Un gran aliado en la conservación del Oso Andino

Entidades que apoyan:

 

  • Grupo Argos,  con el apoyo de Argos, CELSIA , EPSA
  • La Fundación Marío Santo Domingo
  • la CVC Corporación Autónoma Regional del valle del Cauca
  • Smurfit Kappa
  • WCS Wildlife Conservation Society

Su área de acción está entre los Parques Tatamá, Farallones de Cali y Munchique, localizados en la cordillera occidental, entre los departamentos del Valle del Cauca, Risaralda y Chocó.
El corredor o núcleo de conservación del oso en esta franja, es de aproximadamente 11.000 kilómetros. El proyecto además de conservar el hábitat del oso, busca mejorar las condiciones de la población directamente involucrada (a través de la implementación de mejores prácticas productivas) y sensibilizar a la sociedad civil sobre la importancia de la especie atendiendo tres frentes: centros educativos, comunidad rural beneficiada del proyecto y sociedad civil urbana a través la divulgación y educación sobre el oso andino.

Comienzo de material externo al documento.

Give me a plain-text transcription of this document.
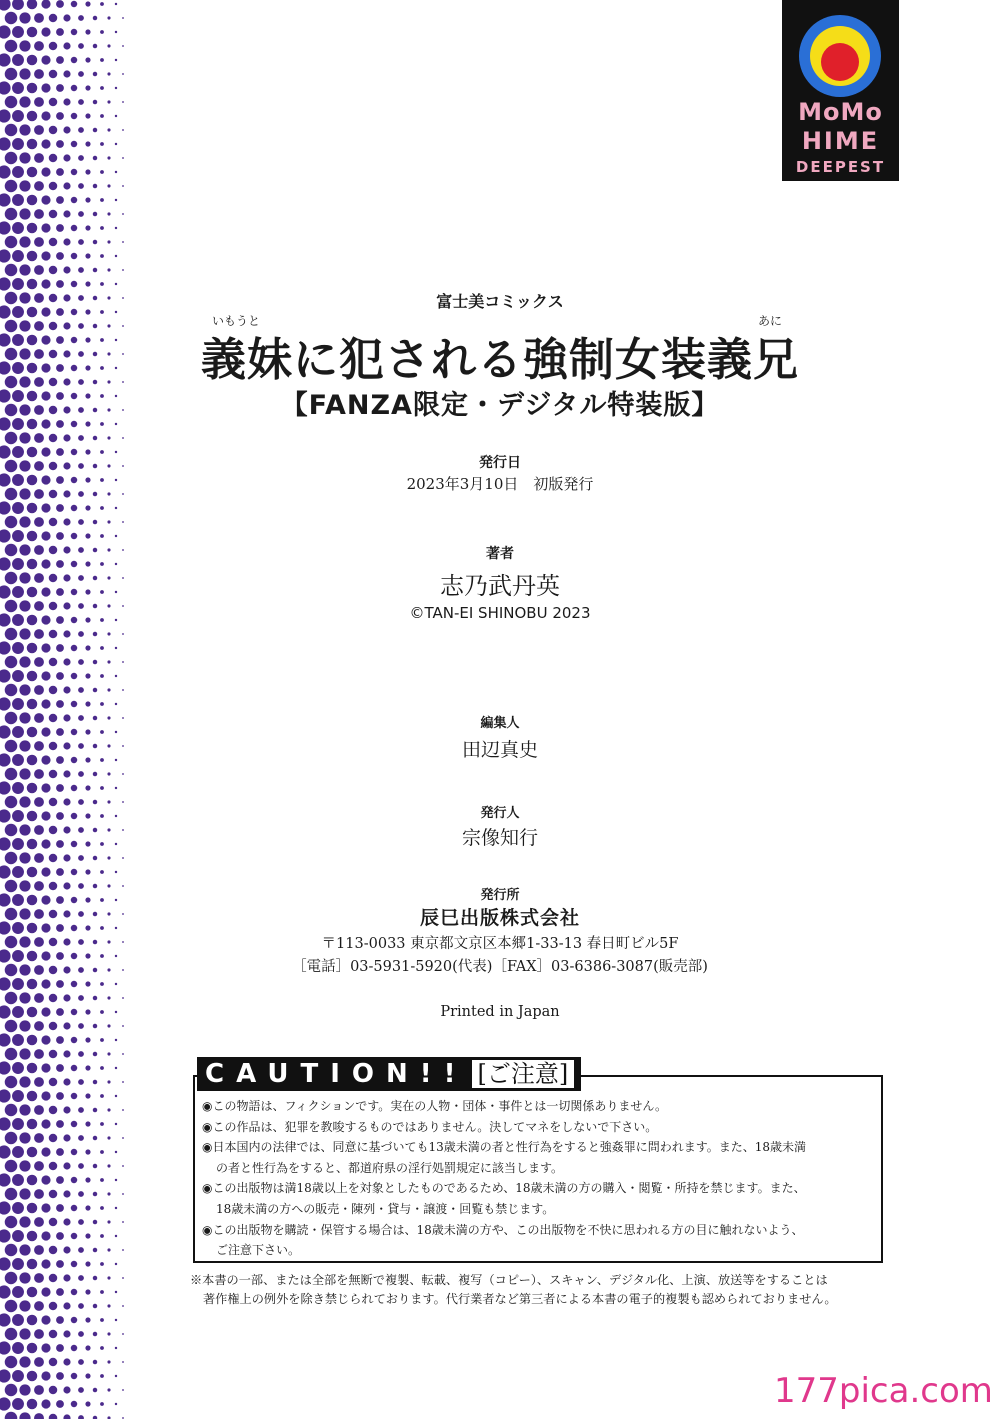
MoMo
HIME
DEEPEST
富士美コミックス
いもうと	あに
義妹に犯される強制女装義兄
【FANZA限定・デジタル特装版】
発行日
2023年3月10日　初版発行
著者
志乃武丹英
©TAN-EI SHINOBU 2023
編集人
田辺真史
発行人
宗像知行
発行所
辰巳出版株式会社
〒113-0033 東京都文京区本郷1-33-13 春日町ビル5F
［電話］03-5931-5920(代表)［FAX］03-6386-3087(販売部)
Printed in Japan
CAUTION!! [ご注意]
◉この物語は、フィクションです。実在の人物・団体・事件とは一切関係ありません。
◉この作品は、犯罪を教唆するものではありません。決してマネをしないで下さい。
◉日本国内の法律では、同意に基づいても13歳未満の者と性行為をすると強姦罪に問われます。また、18歳未満
の者と性行為をすると、都道府県の淫行処罰規定に該当します。
◉この出版物は満18歳以上を対象としたものであるため、18歳未満の方の購入・閲覧・所持を禁じます。また、
18歳未満の方への販売・陳列・貸与・譲渡・回覧も禁じます。
◉この出版物を購読・保管する場合は、18歳未満の方や、この出版物を不快に思われる方の目に触れないよう、
ご注意下さい。
※本書の一部、または全部を無断で複製、転載、複写（コピー）、スキャン、デジタル化、上演、放送等をすることは
著作権上の例外を除き禁じられております。代行業者など第三者による本書の電子的複製も認められておりません。
177pica.com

Nuestro propósito: Nuestro principal objetivo es la conservación del oso andino y su hábitat en áreas priorizadas de la Cordillera Occidental de Colombia. Sin embargo, al ser considerado una especie sombrilla, las acciones para proteger al oso andino contribuyen también con la conservación de la biodiversidad y de los servicios ecosistémicos. Como parte del proyecto, buscamos el mejoramiento de la calidad de vida de las personas que conviven con el oso andino y la tolerancia entre ambos.

 

Conservamos la Vida es una alianza público-privada que reúne capacidades técnicas, logísticas y económicas de diversas organizaciones interesadas en generar información que contribuya con la protección del oso andino. Para esto, aprovechando las capacidades técnicas de muestreo y monitoreo de la ONG, la capacidad logística de las entidades gubernamentales, y las capacidades técnicas en ejecución y soporte económico de la empresa privada, llevamos a cabo diversas acciones de manejo y conservación basadas en estudios de campo y previamente concertadas con las personas que habitan en las zonas de influencia del proyecto. De esta forma, mejoramos el hábitat del oso andino, aumentamos el conocimiento de las comunidades humanas sobre esa especie y la sana coexistencia entre el oso y la gente, y generamos información asociada con el manejo y las oportunidades económicas que, directa e indirectamente, brinda la conservación del oso andino.

Logros del Proyecto Conservamos la Vida: 

Durante la fase de diagnóstico, avanzamos en:

  • Medir la ocupación del oso andino en las áreas priorizadas para diagnosticar su estado y las posibles amenazas que enfrenta.
  • Priorizar localidades de intervención, considerando el estado del oso andino y las posibles amenazas.
  • Diagnosticar el paisaje del conflicto con miras a conocer la interacción entre el oso andino y las comunidades aledañas.

Como resultado, el oso andino está en un buen estado de conservación en el área núcleo Tatamá-Farallones-Munchique, con una baja interacción negativa entre el oso y las actividades productivas de las personas que viven en el área. Sin embargo, identificamos ocho localidades donde se requieren acciones de manejo y restauración que permitan incrementar la calidad y cantidad de hábitat y la conectividad del oso andino, así como acciones en actividades productivas que eviten cual interacción negativa entre estas actividades y el oso andino.

Durante la fase de concertación e implementación, avanzamos en:

  • Concertar con los propietarios de los predios de la localidad El Ramal-Limoncillo y El Águila la intervención de la estrategia para el mejoramiento productivo y la disminución de presiones en zonas boscosas, así como de áreas de restauración de zonas boscosas.

Como resultado, estamos concretando acuerdos con 24 propietarios para realizar acciones que incluyen la restauración de más de 50 hectáreas de potreros que serán intervenidos para reestablecer la cobertura boscosa, al tiempo que se realizan acciones de ajuste, mejora y reconversión de actividades productivas, el estos u otros predios, con el fin de mantener o incrementar los ingresos de las familias, al tiempo de se intensifican las actividades productivas en áreas más pequeñas, disminuyendo el impacto sobre los bosques y la probabilidad de interacción entre estas actividades y el oso andino.